Death Simultaneously 

Death simultaneously is an emotion, an experience, and a thought process I’m too familiar with. Its the rapid change of a mental state from despair to delusional laughing, to crying yourself to sleep.

What is it about the death of another – that when you experience it, you start to relive every moment with that person while simultaneously imagining future moments they will be absent for?

Is it our brain sending a message to our heart in an attempt to avoid the denial phase of grief while simultaneously crushing it into a million pieces? You’ll miss some of the best days of my life.

What is it about the day before they die when you’re sitting at the end of the bed and waiting – You’re waiting, and silently hoping their pain ends soon while simultaneously trying to make the final moments together concrete in your memory.


Is it because all of a sudden we are reminded that forever has an ending? You think you have time but you don’t. You think you have more. You think you have forever, but you don’t.

What is it about death that makes you want to remember them alive right now while simultaneously knowing that this is not how they want to be remembered?

Is it because they want you to remember the times you looked up at them, not down?

What is it about an unexpected death that makes you think about their last few hours on earth while simultaneously thinking about the moment they left this world?

Is it our own internal and natural fear of death that leads us to think about today as just another day one second, then it becomes the worst day of our lives the next? You never think the last time is the last time.

What is it about death that leads you to find yourself remembering the good times and laughing at the memories while simultaneously planning a funeral and helping complete the perfect eulogy?

Is it because we’re taught to be thankful for the memories and trying to find comfort in knowing they’re in a better place? They would have stayed forever if they could.  img_9091

What is it about death that suddenly makes you want to “live like you’re dying” while simultaneously knowing we’re all living to die anyway?

Is it because we want to believe that if we make the moments count it won’t hurt so much when it’s over? It’s going to hurt, like hell every day. 
The thing about death whether it be anticipated or unexpected is that it leaves a hole in your heart but it creates a space in your mind. A space that forces you to face fear, relief, reality, and grief simultaneously. The fear was losing you, the relief is that you’re no longer in pain, the reality is living without you, and the grief is love with no place to go.


23 thoughts on “Death Simultaneously 

  1. I think death of a loved one not only emphasizes the fear of our own death but makes us question our life choices. It can trigger regrets about times not spent with that person, but it’s bigger than that… what about the regrets of your chosen life path? Death is an incredibly powerful thing for all involved.

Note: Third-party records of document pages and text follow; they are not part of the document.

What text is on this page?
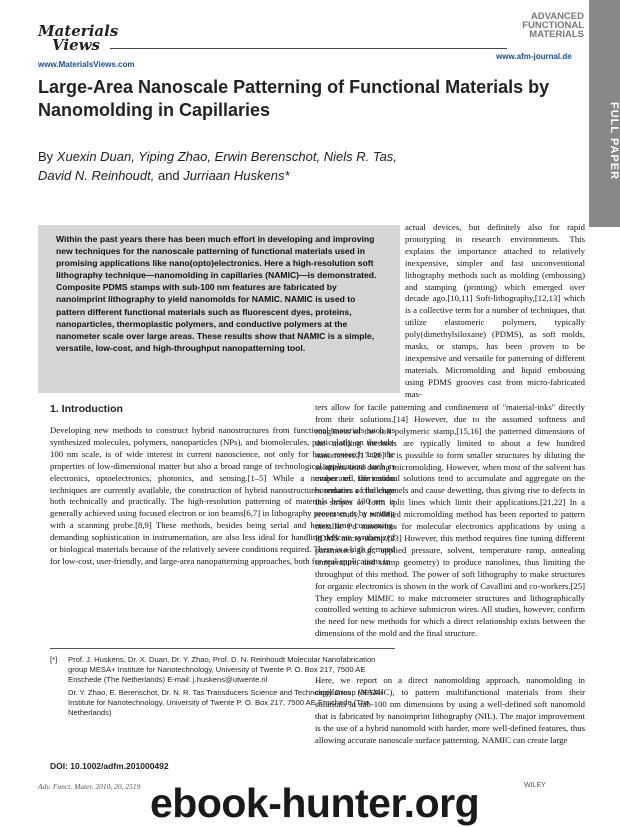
Materials
Views
www.MaterialsViews.com
ADVANCED
FUNCTIONAL
MATERIALS
www.afm-journal.de
FULL PAPER
Large-Area Nanoscale Patterning of Functional Materials by Nanomolding in Capillaries
By Xuexin Duan, Yiping Zhao, Erwin Berenschot, Niels R. Tas,
David N. Reinhoudt, and Jurriaan Huskens*
Within the past years there has been much effort in developing and improving new techniques for the nanoscale patterning of functional materials used in promising applications like nano(opto)electronics. Here a high-resolution soft lithography technique—nanomolding in capillaries (NAMIC)—is demonstrated. Composite PDMS stamps with sub-100 nm features are fabricated by nanoimprint lithography to yield nanomolds for NAMIC. NAMIC is used to pattern different functional materials such as fluorescent dyes, proteins, nanoparticles, thermoplastic polymers, and conductive polymers at the nanometer scale over large areas. These results show that NAMIC is a simple, versatile, low-cost, and high-throughput nanopatterning tool.
1. Introduction
Developing new methods to construct hybrid nanostructures from functional materials such as synthesized molecules, polymers, nanoparticles (NPs), and biomolecules, particularly on the sub-100 nm scale, is of wide interest in current nanoscience, not only for basic research into the properties of low-dimensional matter but also a broad range of technological applications such as electronics, optoelectronics, photonics, and sensing.[1–5] While a number of fabrication techniques are currently available, the construction of hybrid nanostructures remains a challenge both technically and practically. The high-resolution patterning of materials below 100 nm is generally achieved using focused electron or ion beams[6,7] in lithography processes or by writing with a scanning probe.[8,9] These methods, besides being serial and hence time consuming, demanding sophistication in instrumentation, are also less ideal for handling delicate synthesized or biological materials because of the relatively severe conditions required. There is a high demand for low-cost, user-friendly, and large-area nanopatterning approaches, both for real applications in
actual devices, but definitely also for rapid prototyping in research environments. This explains the importance attached to relatively inexpensive, simpler and fast unconventional lithography methods such as molding (embossing) and stamping (printing) which emerged over decade ago.[10,11] Soft-lithography,[12,13] which is a collective term for a number of techniques, that utilize elastomeric polymers, typically poly(dimethylsiloxane) (PDMS), as soft molds, masks, or stamps, has been proven to be inexpensive and versatile for patterning of different materials. Micromolding and liquid embossing using PDMS grooves cast from micro-fabricated mas-
ters allow for facile patterning and confinement of ''material-inks'' directly from their solutions.[14] However, due to the assumed softness and roughness of the soft polymeric stamp,[15,16] the patterned dimensions of the molding methods are typically limited to about a few hundred nanometers.[17–20] It is possible to form smaller structures by diluting the solutions used during micromolding. However, when most of the solvent has evaporated, the residual solutions tend to accumulate and aggregate on the boundaries of the channels and cause dewetting, thus giving rise to defects in the stripes or form split lines which limit their applications.[21,22] In a recent study, a modified micromolding method has been reported to pattern metallic Pd nanowires for molecular electronics applications by using a PDMS micro-stamp.[23] However, this method requires fine tuning different parameters (e.g., applied pressure, solvent, temperature ramp, annealing temperature, and stamp geometry) to produce nanolines, thus limiting the throughput of this method. The power of soft lithography to make structures for organic electronics is shown in the work of Cavallini and co-workers.[25] They employ MIMIC to make micrometer structures and lithographically controlled wetting to achieve submicron wires. All studies, however, confirm the need for new methods for which a direct relationship exists between the dimensions of the mold and the final structure.
Here, we report on a direct nanomolding approach, nanomolding in capillaries (NAMIC), to pattern multifunctional materials from their solutions at sub-100 nm dimensions by using a well-defined soft nanomold that is fabricated by nanoimprint lithography (NIL). The major improvement is the use of a hybrid nanomold with harder, more well-defined features, thus allowing accurate nanoscale surface patterning. NAMIC can create large
[*] Prof. J. Huskens, Dr. X. Duan, Dr. Y. Zhao, Prof. D. N. Reinhoudt Molecular Nanofabrication group MESA+ Institute for Nanotechnology, University of Twente P. O. Box 217, 7500 AE Enschede (The Netherlands) E-mail: j.huskens@utwente.nl

Dr. Y. Zhao, E. Berenschot, Dr. N. R. Tas Transducers Science and Technology Group MESA+ Institute for Nanotechnology, University of Twente P. O. Box 217, 7500 AE Enschede (The Netherlands)

DOI: 10.1002/adfm.201000492
Adv. Funct. Mater. 2010, 20, 2519 ebook-hunter.org	WILEY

  2. What a touching and thought-provoking post! I lost a very close friend 4 years ago and it still seems like it just happened. He wasn’t in pain, it was very sudden, though. Still baffling to me. But your post very much sums up the anguish.

    Liked by 1 person

  3. This is a lovely post that truly touches my heart because a very close friend I grew up with suddenly and unexpectedly passed away in his sleep last week…


  4. Very interesting. I, fortunately, have not lost anyone close to me yet but I can imagine that if I had I would wish I had more time and had enjoyed every second more.


  5. wow girl, this is beautifully written. It’s crazy to think that you can live your life as normal as any day and within a second your life is just gone. Sometimes I wonder if we had this mindset on a daily and really practice is – would we live our lives differently and happier? Or would we all just be sad knowing we’ll be gone tomorrow?


    1. I think that’s the funny thing about death. Dying can be a motivator or a reason to give up on everything. I’m going to die so I want to make the moments count, or I’m going to die so what’s the point anyway. It’s all about perspective.